17 hours ago
I date so you can laugh about it later, part 2
Per my earlier post, my friend Erin met some dude at a bar last weekend and wants to set me up with him. After checking out his myspace profile, I have to be like WTF. She met this dude at a bar and though immediately of me and that we would hit it off?!?
Obvs I can’t link to his myspace page to illustrate this point (because that would just be cruel), but Katie helpfully summarized why no one who knows me would ever try to set me up with this dude. Enjoy!
1. Who the fuck actually uses a myspace layout editor? 12 year old girls, that's who.
2. He is going to City College. Is that the same thing as New College? It better not be.

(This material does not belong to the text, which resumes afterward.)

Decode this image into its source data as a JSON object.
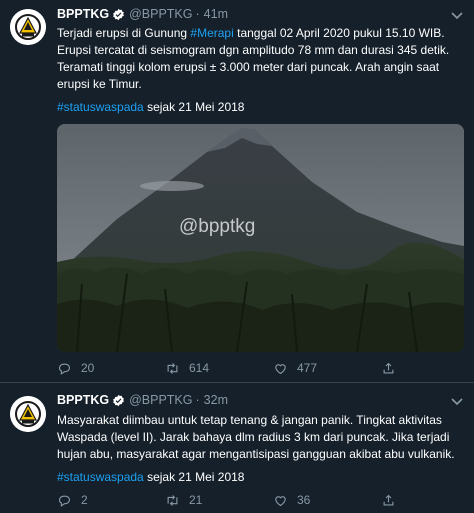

3. His music list is long and in alphabetical order. This means that he copied every artist that appears on I-pod. So this isn’t a random sampling of his music, this is it. And that’s not a good thing.
4. He smokes.
5. All of his photos are with the same girl. Not single much?
6. He's 28. That's kinda young.
7. He wears dickies and a beanie. What are we in 1996??
8. From reading his friends comments, it appears his nickname is “PeeWee”. Is that in reference to him being tiny? His arrests for pulling the pud in a movie theater? Does he have a word of the day? A talking chair? I can’t think of a good reason why somebody would have that nickname.
9. He’s a member of myspace group called “O.I.C”. When you click to look at what it is, Myspace tells you “This group may contain materials of a mature subject matter. It is inappropriate for members under the age of 18. Do you want to proceed?”. I of course, clicked no because I don’t even want to know.
10. He’s a warehouse manager. Does that mean he’s as cool as the warehouse manager on “The Office”? If so, marry him now.
11. He likes the show “Lost”. Does he also like to light a Yankee candle, eat a carton of chunky monkey in the bath and gently cry himself to sleep?
12. He mentions in his myspace that he likes the pot. Who mentions that in a myspace profile??
13. His first interest is “Driving”. Like…to the store? I don’t get it.
14. He has a myspace music player (cause he just needs you to listen to music while you read about him) and one of the songs on it is by Interpol. Um, derivative much? How can one like Interpol that much, but not even list Joy Division on that huge list of music?
15. Who the hell downloads a Myspace music player anyways? See comment 1.
16. He wants to meet good people. Wow, how interesting. I mean, most of us love to just meet total assholes and then surround ourselves in them.
17. It’s hard to tell from his pictures, but I have a sneaking suspicion that he’s a Ginger. And you know how I feel about that.
18. I have real work to do. I can’t look at this douche anymore. I’m starting to hate myself almost as much as I hate him.
From now on whenever anyone wants to ask me out i am just going to give them Katie's contact info.